“Was not their mistake once more bred of the life of slavery that they had been living?—a life which was always looking upon everything, except mankind, animate and inanimate—‘nature,’ as people used to call it—as one thing, and mankind as another, it was natural to people thinking in this way, that they should try to make ‘nature’ their slave, since they thought ‘nature’ was something outside them” — William Morris


Tuesday, December 9, 2008

Ecologocentrism

Just published an essay called “Ecologocentrism” in the theory journal SubStance, a special issue edited by Dimitris Vardoulakis called “The Political Animal.” I'll try to summarize it here in the next post or two as best as I can—the main point is, the term “animal” is pretty much bankrupt at this point. And as for “the animal question”—which is how some philosophers like to put it—well, that just sounds way too much like “the Jewish question” for me.

You can get the essay online on JSTOR if you have access to it.

The issue contains essays by Slavoj and Cary Wolfe. Slavoj expresses his liking for Ecology without Nature.
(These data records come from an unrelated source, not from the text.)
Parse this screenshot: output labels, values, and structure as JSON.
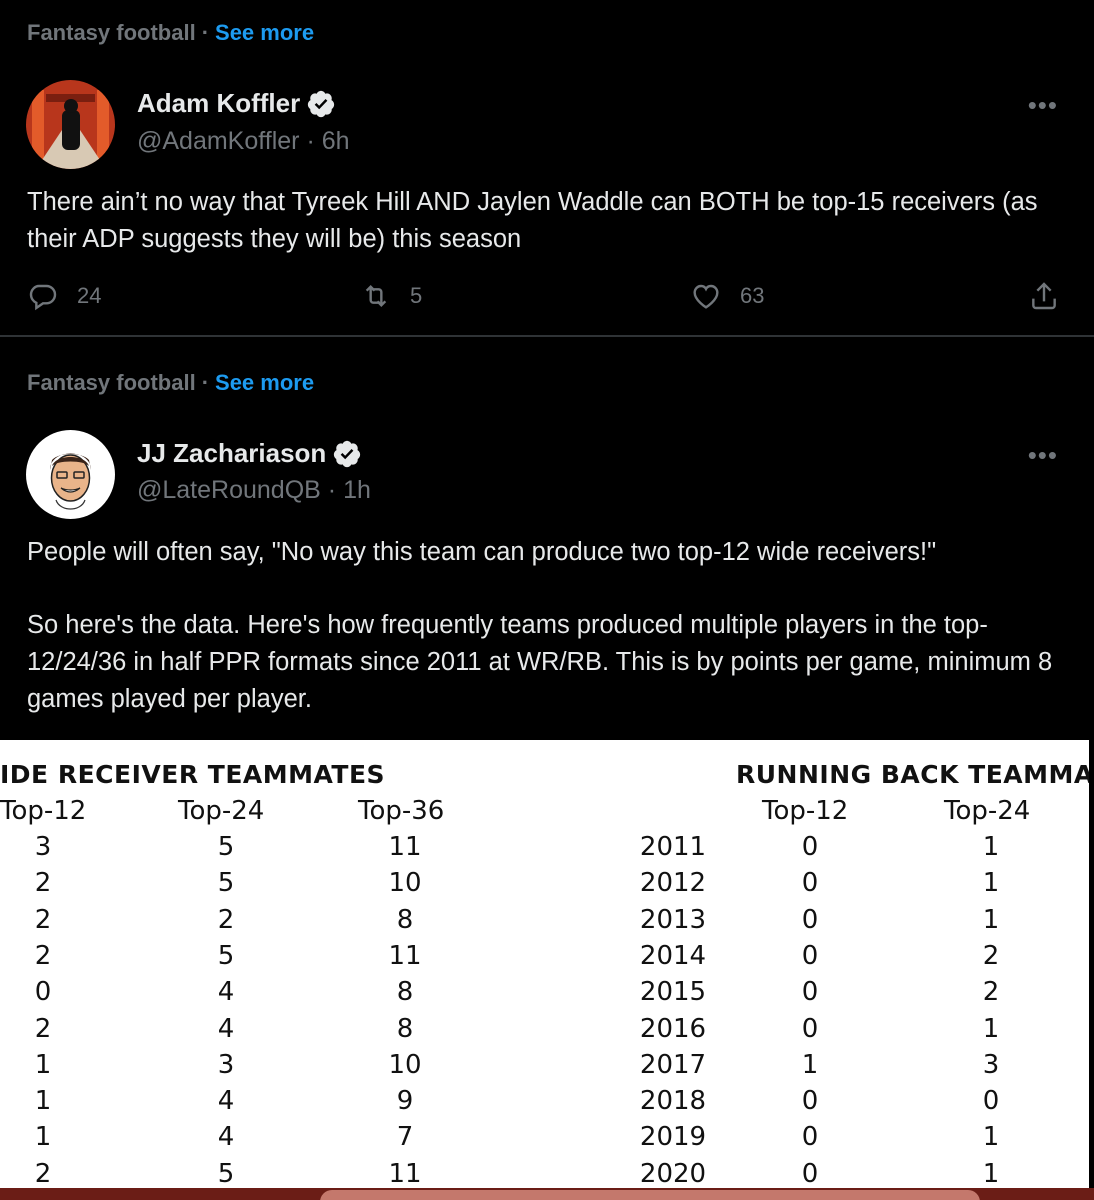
{
  "tweets": [
    {
      "context_topic": "Fantasy football",
      "context_sep": "·",
      "see_more": "See more",
      "name": "Adam Koffler",
      "handle": "@AdamKoffler",
      "time_sep": "·",
      "time": "6h",
      "more": "•••",
      "text": "There ain’t no way that Tyreek Hill AND Jaylen Waddle can BOTH be top-15 receivers (as their ADP suggests they will be) this season",
      "replies": "24",
      "retweets": "5",
      "likes": "63"
    },
    {
      "context_topic": "Fantasy football",
      "context_sep": "·",
      "see_more": "See more",
      "name": "JJ Zachariason",
      "handle": "@LateRoundQB",
      "time_sep": "·",
      "time": "1h",
      "more": "•••",
      "text_p1": "People will often say, \"No way this team can produce two top-12 wide receivers!\"",
      "text_p2": "So here's the data. Here's how frequently teams produced multiple players in the top-12/24/36 in half PPR formats since 2011 at WR/RB. This is by points per game, minimum 8 games played per player."
    }
  ],
  "table": {
    "wr_title": "IDE RECEIVER TEAMMATES",
    "rb_title": "RUNNING BACK TEAMMA",
    "wr_headers": [
      "Top-12",
      "Top-24",
      "Top-36"
    ],
    "rb_headers": [
      "Top-12",
      "Top-24"
    ],
    "years": [
      "2011",
      "2012",
      "2013",
      "2014",
      "2015",
      "2016",
      "2017",
      "2018",
      "2019",
      "2020"
    ],
    "wr_top12": [
      "3",
      "2",
      "2",
      "2",
      "0",
      "2",
      "1",
      "1",
      "1",
      "2"
    ],
    "wr_top24": [
      "5",
      "5",
      "2",
      "5",
      "4",
      "4",
      "3",
      "4",
      "4",
      "5"
    ],
    "wr_top36": [
      "11",
      "10",
      "8",
      "11",
      "8",
      "8",
      "10",
      "9",
      "7",
      "11"
    ],
    "rb_top12": [
      "0",
      "0",
      "0",
      "0",
      "0",
      "0",
      "1",
      "0",
      "0",
      "0"
    ],
    "rb_top24": [
      "1",
      "1",
      "1",
      "2",
      "2",
      "1",
      "3",
      "0",
      "1",
      "1"
    ]
  },
  "colors": {
    "background": "#000000",
    "text_primary": "#e7e9ea",
    "text_secondary": "#71767b",
    "link": "#1d9bf0",
    "verified_badge": "#e7e9ea"
  }
}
This is good for me, since I wrote it thinking all the while of Zizek's brilliant way of showing what you think of as B as really a distorted version of A. In my case, Nature and capitalist ideology...
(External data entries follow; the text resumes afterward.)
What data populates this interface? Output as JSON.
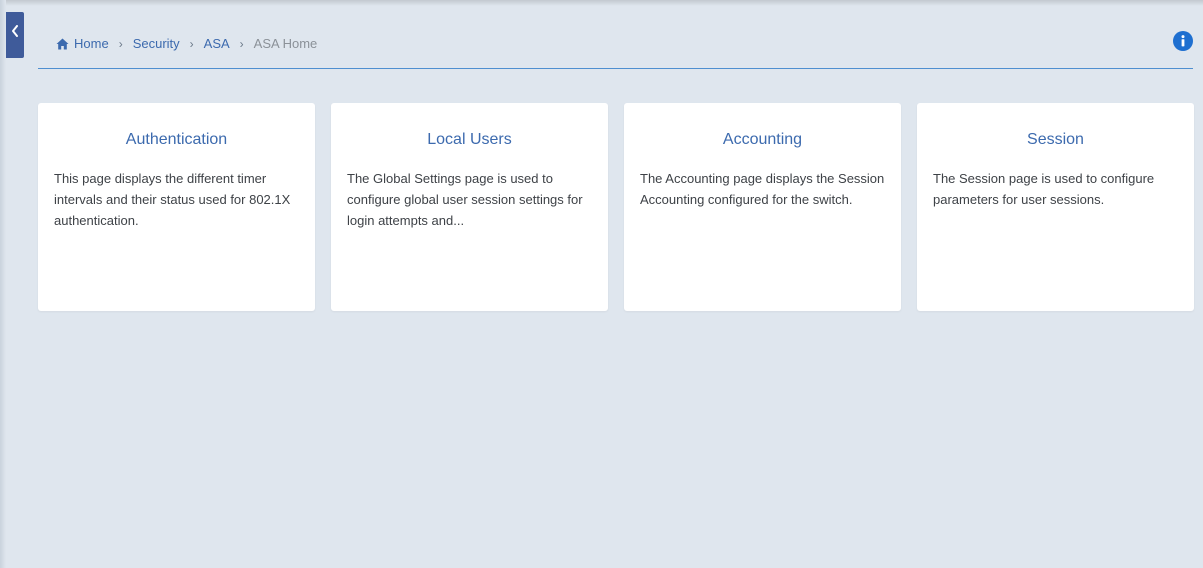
{
  "breadcrumb": {
    "items": [
      {
        "label": "Home",
        "icon": "home-icon"
      },
      {
        "label": "Security"
      },
      {
        "label": "ASA"
      }
    ],
    "current": "ASA Home",
    "separator": "›"
  },
  "header": {
    "info_icon": "info-icon"
  },
  "sidebar_toggle": {
    "icon": "chevron-left-icon"
  },
  "cards": [
    {
      "title": "Authentication",
      "description": "This page displays the different timer intervals and their status used for 802.1X authentication."
    },
    {
      "title": "Local Users",
      "description": "The Global Settings page is used to configure global user session settings for login attempts and..."
    },
    {
      "title": "Accounting",
      "description": "The Accounting page displays the Session Accounting configured for the switch."
    },
    {
      "title": "Session",
      "description": "The Session page is used to configure parameters for user sessions."
    }
  ],
  "colors": {
    "background": "#dfe6ee",
    "accent": "#3c6aae",
    "sidebar_tab": "#3f5b9a",
    "info": "#1e6fd0"
  }
}
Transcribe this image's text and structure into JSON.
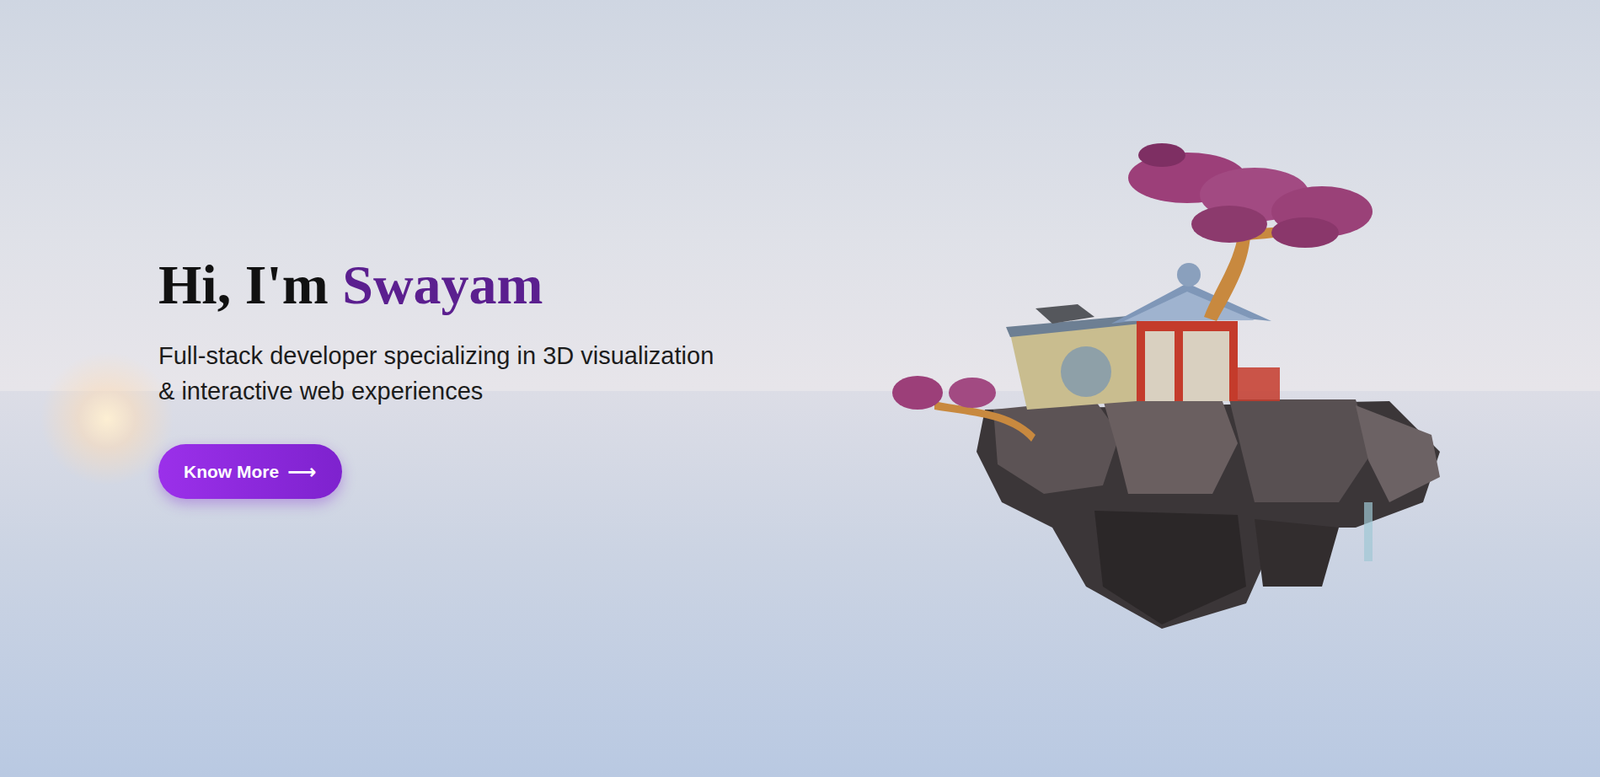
{
  "hero": {
    "greeting": "Hi, I'm ",
    "name": "Swayam",
    "subtitle_lines": [
      "Full-stack developer specializing in 3D visualization",
      "& interactive web experiences"
    ],
    "button": {
      "label": "Know More",
      "icon": "⟶"
    }
  }
}
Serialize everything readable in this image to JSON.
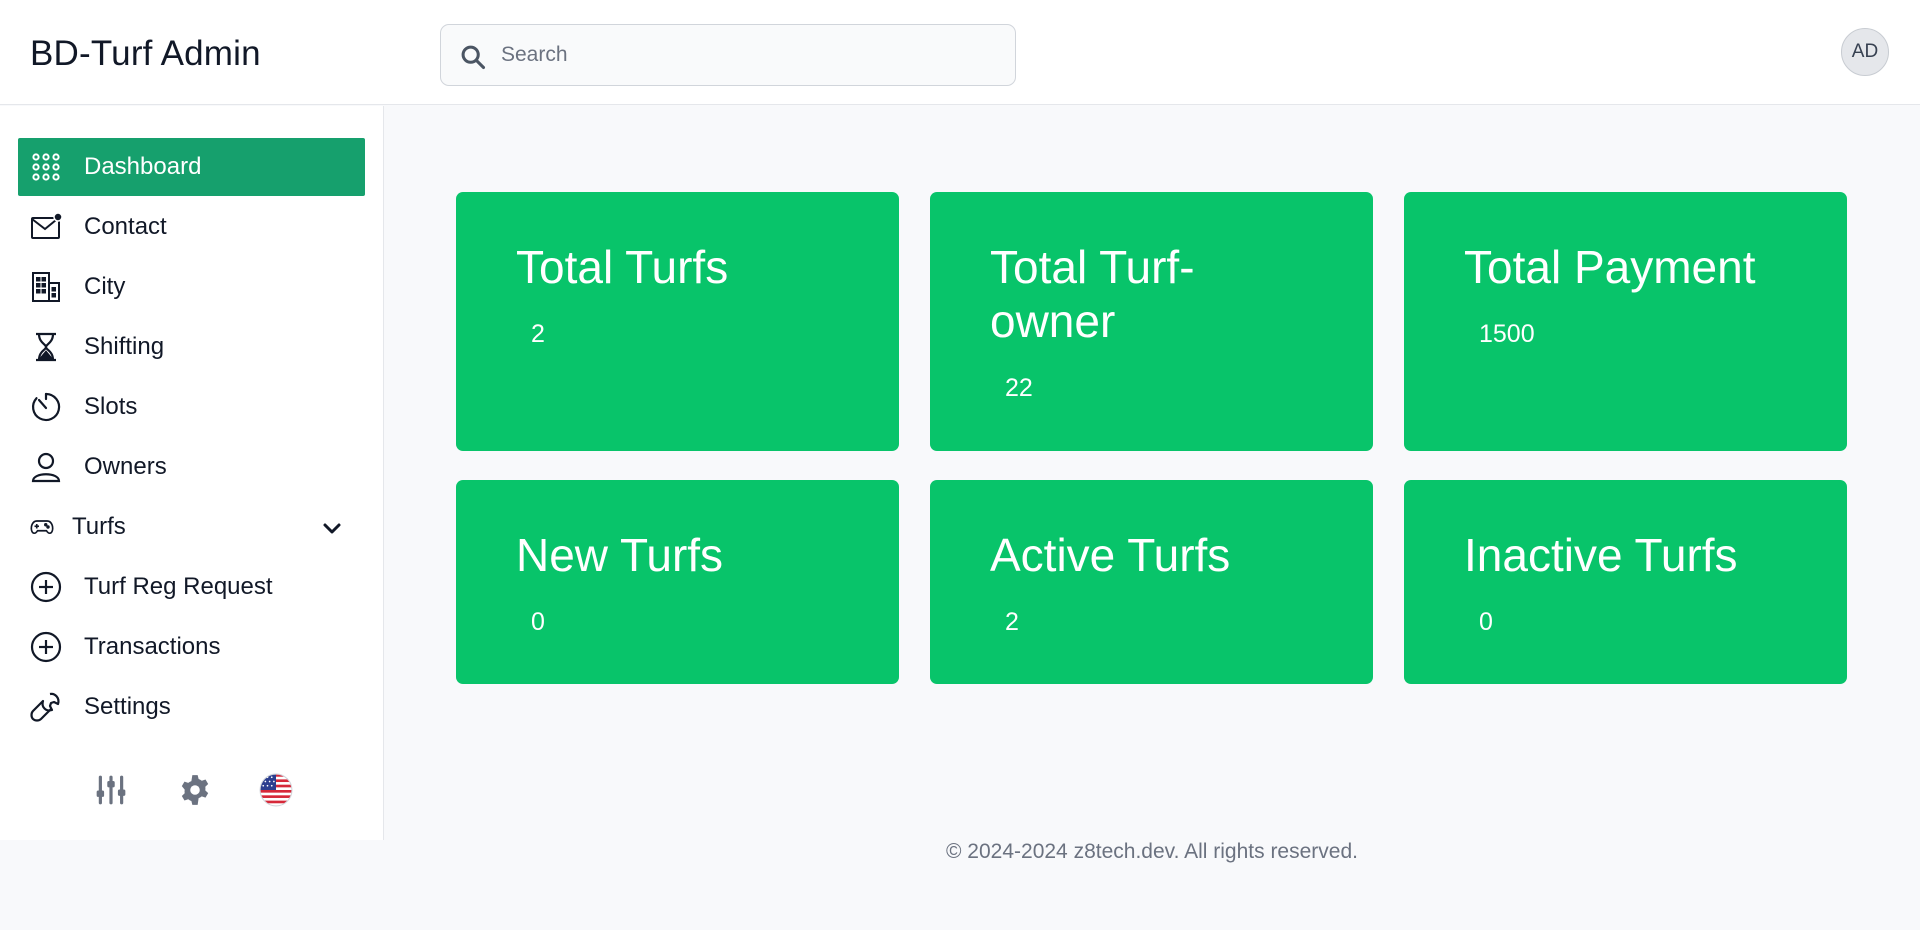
{
  "header": {
    "brand": "BD-Turf Admin",
    "search_placeholder": "Search",
    "avatar_initials": "AD"
  },
  "sidebar": {
    "items": [
      {
        "label": "Dashboard",
        "icon": "grid-dots-icon",
        "active": true
      },
      {
        "label": "Contact",
        "icon": "mail-notification-icon"
      },
      {
        "label": "City",
        "icon": "building-icon"
      },
      {
        "label": "Shifting",
        "icon": "hourglass-icon"
      },
      {
        "label": "Slots",
        "icon": "timer-icon"
      },
      {
        "label": "Owners",
        "icon": "user-icon"
      },
      {
        "label": "Turfs",
        "icon": "gamepad-icon",
        "expandable": true
      },
      {
        "label": "Turf Reg Request",
        "icon": "plus-circle-icon"
      },
      {
        "label": "Transactions",
        "icon": "plus-circle-icon"
      },
      {
        "label": "Settings",
        "icon": "wrench-icon"
      }
    ],
    "tools": [
      "sliders-icon",
      "gear-icon",
      "us-flag-icon"
    ]
  },
  "cards": [
    {
      "title": "Total Turfs",
      "value": "2"
    },
    {
      "title": "Total Turf-owner",
      "value": "22"
    },
    {
      "title": "Total Payment",
      "value": "1500"
    },
    {
      "title": "New Turfs",
      "value": "0"
    },
    {
      "title": "Active Turfs",
      "value": "2"
    },
    {
      "title": "Inactive Turfs",
      "value": "0"
    }
  ],
  "footer": {
    "text": "© 2024-2024 z8tech.dev. All rights reserved."
  },
  "colors": {
    "card_bg": "#08c46a",
    "active_nav_bg": "#16a06d",
    "page_bg": "#f8f9fb"
  }
}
Derrida fans/enemies should recognize the nod to the recently departed sage (peace be with him).

1 comment:

Hugh McGuire said...

Hey Tim,

Funny I was just having an email convo about Heidegger's Question Concerning Technology/and my feeling that we are in need of an updated Question Concerning Digital Technology.

The email debate turned on just this question:
-whether Heidegger meant humans must be in awe of "nature" (ie trees, sky, waterfalls etc) ... -or whether the real question is about our place in the universe, as part of nature...

anyway, glad to see you are blogging ... & such interesting stuff.